Is it just me or is there a secret CREATURE FROM THE BLACK LAGOON connection running through the last couple of films. First CROOKED WEB, with Richard Denning and now a pair of films featuring B Movie everyman Whit Bissell (Dr. Thompson in CREATURE) and written by Harry Essex, who also penned CREATURE. Coincidence? You be the judge. (Insert that famous strident CREATURE musical sting here – dah dah DAH!)

That aside, WALKED is a real treat on the big screen. Often referred to as a hybrid between the dry, bare bones police procedural and the more cinematic, shadowy and stylized classic Film Noir, WALKED gives you the best of both worlds. The plot is based on a true story of a brilliant and cold blooded serial killer that terrorized Los Angeles. This brainy WWII vet with a knack for electronics and no real human emotions was able to elude police and pass through dragnets by utilizing the vast network of storm drains beneath the city streets. In WALKED this wily criminal mastermind is played by Richard Basehart and Scott Brady is the driven young cop who hunts him down. I was just mesmerized by those knock-out tunnel sequences up on the big screen, particularly the long lovely shots of Basehart running down a square tunnel lit only by the swinging flashlight in his hand. Of course, this film is far from perfect. It has some silly, dated moments, like the narrator’s line about “the police’s work, like that of woman, is never done” but I still loved seeing this one on the big screen. It’s so important to preserve these films in their original form and once again I must bow to the amazing Film Noir Foundation. If you aren’t already a member, you really ought to be. DVD’s are fine and dandy, but every time I see one of these great films on the big screen, I feel like I’m seeing it for the first time all over again.

The Challenger: THE KILLER THAT STALKED NEW YORK (NY)

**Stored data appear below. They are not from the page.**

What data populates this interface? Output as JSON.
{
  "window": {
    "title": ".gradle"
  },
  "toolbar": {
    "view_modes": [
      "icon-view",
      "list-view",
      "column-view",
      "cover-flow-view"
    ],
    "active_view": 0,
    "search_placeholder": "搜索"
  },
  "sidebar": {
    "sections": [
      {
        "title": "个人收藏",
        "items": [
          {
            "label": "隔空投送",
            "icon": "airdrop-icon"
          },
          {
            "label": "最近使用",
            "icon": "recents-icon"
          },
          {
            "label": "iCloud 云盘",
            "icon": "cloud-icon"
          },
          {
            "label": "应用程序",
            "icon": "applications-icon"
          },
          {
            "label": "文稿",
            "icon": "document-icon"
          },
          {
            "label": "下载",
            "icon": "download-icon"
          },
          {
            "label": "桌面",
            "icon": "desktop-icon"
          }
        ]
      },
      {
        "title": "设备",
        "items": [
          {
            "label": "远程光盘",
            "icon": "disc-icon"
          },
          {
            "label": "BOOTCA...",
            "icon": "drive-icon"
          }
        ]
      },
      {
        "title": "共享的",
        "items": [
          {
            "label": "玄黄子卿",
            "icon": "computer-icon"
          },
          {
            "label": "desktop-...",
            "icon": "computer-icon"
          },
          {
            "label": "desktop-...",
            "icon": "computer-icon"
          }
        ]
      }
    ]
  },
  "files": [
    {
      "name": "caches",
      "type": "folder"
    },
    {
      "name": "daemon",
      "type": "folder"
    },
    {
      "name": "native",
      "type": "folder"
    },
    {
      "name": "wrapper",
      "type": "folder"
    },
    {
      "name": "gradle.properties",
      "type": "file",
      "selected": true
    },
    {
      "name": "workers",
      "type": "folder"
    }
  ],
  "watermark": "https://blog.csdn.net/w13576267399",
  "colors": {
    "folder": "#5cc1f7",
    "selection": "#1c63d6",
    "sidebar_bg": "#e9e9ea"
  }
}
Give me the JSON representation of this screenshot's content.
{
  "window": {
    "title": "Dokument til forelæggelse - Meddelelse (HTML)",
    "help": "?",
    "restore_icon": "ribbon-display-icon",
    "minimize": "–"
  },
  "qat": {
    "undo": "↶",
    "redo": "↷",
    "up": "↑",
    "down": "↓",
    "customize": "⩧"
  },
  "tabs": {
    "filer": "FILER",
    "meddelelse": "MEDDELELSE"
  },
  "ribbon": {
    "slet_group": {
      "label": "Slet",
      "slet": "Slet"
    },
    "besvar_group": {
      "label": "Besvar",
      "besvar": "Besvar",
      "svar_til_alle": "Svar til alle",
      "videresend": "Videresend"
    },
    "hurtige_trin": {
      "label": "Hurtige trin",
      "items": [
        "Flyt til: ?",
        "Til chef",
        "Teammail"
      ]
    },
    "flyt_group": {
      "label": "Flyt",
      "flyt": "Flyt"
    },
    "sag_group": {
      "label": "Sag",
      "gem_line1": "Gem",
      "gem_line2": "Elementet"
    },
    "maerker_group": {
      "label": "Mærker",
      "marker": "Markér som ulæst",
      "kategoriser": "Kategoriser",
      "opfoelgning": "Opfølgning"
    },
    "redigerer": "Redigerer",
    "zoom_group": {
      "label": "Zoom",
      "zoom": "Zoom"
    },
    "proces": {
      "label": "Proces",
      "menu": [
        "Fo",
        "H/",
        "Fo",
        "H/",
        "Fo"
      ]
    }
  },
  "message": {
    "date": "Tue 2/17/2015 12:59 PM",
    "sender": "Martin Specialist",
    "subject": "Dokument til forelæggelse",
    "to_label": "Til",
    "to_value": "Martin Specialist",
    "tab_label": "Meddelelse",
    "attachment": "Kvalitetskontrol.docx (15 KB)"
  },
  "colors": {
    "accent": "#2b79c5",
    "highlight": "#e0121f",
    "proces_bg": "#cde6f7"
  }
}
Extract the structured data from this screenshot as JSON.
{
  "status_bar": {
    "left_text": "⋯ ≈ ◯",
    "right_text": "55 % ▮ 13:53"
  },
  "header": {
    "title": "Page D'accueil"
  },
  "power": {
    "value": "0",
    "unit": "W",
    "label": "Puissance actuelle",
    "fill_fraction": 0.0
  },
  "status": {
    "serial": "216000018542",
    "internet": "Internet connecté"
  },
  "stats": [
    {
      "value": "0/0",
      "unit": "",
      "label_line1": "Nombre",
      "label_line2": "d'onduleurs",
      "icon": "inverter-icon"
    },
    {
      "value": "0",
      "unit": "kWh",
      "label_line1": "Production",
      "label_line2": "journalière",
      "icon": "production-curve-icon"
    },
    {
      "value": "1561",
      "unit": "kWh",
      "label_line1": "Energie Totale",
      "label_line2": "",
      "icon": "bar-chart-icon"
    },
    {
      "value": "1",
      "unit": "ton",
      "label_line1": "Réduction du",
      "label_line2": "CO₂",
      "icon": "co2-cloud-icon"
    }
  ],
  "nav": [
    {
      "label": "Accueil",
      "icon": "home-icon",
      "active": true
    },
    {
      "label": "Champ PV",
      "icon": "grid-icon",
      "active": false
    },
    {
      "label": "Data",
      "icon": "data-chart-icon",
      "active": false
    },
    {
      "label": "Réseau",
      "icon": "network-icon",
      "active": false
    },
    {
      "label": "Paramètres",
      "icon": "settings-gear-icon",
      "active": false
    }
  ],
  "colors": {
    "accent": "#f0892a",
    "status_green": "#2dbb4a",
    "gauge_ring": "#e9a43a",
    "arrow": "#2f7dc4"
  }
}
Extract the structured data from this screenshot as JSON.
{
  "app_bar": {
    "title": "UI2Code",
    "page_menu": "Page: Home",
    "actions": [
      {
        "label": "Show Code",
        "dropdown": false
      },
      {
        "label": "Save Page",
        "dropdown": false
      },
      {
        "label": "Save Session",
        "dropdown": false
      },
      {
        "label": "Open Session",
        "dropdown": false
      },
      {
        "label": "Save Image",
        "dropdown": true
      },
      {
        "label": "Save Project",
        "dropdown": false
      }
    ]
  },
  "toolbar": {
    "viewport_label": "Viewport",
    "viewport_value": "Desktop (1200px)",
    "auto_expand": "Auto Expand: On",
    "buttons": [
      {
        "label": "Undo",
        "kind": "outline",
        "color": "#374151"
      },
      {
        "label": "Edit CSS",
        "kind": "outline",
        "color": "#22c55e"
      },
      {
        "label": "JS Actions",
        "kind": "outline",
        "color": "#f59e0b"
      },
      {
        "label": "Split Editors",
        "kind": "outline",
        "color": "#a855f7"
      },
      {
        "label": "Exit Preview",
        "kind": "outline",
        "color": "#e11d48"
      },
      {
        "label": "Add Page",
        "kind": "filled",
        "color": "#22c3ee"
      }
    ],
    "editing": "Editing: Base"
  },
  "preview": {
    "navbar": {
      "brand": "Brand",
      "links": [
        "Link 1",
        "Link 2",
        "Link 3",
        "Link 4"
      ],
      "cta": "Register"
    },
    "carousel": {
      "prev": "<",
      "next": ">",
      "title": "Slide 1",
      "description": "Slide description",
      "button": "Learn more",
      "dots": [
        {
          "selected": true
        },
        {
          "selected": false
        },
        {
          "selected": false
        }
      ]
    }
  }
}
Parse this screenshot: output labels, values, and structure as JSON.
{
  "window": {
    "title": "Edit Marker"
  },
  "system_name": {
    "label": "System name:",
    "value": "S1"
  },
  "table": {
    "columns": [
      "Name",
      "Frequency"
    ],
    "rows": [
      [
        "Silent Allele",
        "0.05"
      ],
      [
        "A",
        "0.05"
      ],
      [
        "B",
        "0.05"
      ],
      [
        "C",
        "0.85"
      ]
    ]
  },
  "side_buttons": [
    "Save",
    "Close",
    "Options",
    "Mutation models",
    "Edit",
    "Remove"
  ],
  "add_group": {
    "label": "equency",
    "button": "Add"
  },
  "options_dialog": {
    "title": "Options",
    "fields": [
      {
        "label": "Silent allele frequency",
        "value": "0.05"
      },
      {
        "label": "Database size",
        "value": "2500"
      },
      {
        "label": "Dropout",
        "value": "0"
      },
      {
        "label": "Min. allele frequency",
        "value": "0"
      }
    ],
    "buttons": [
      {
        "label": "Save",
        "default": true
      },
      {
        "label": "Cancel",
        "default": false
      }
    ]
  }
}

This histrionic medical thriller is so over the top it’s a riot. I think the narration should win some kind of camp award for lines like (I’m paraphrasing here) “They needed to round up all women addicted to the rinse that makes their hair the color that gentlemen prefer.” Uh oh, guess I’m in trouble! Legendary film critic Leonard Maltin, filling in for Alan Rode, called this one a “pot boiler,” and that’s a perfect description. Of course, I love a good pot boiler, and this one delivers in spades. The plot revolves around beautiful blonde (and bootylicious!) Noir veteran Evelyn Keyes who plays a torch singer whose no-good playboy hubby talked her into helping him smuggle diamonds from Cuba. Little does she know, she also brought something else home from Cuba. Smallpox! William Bishop plays the young doctor working with the police in a desperate race to find the carrier before the whole city is infected. Great vintage street scenes (some of which I understand were shot here in LA, not New York,) the campy narrator issuing dire warnings about “blonde death stalking the streets,” the fact that the cute little girl actually died rather than being saved by some sappy last minute deus ex machina, and the wonderful finale with Keyes and Bishop out on ledge high above the city, all made this film a wild, silly but highly enjoyable ride. Still, WALKED is undoubtedly the better of the two. So that brings the score back up even at 4-4.

I get another break for two days, and then I’ll be back at it on Wednesday for THE KILLING vs THE SLEEPING CITY.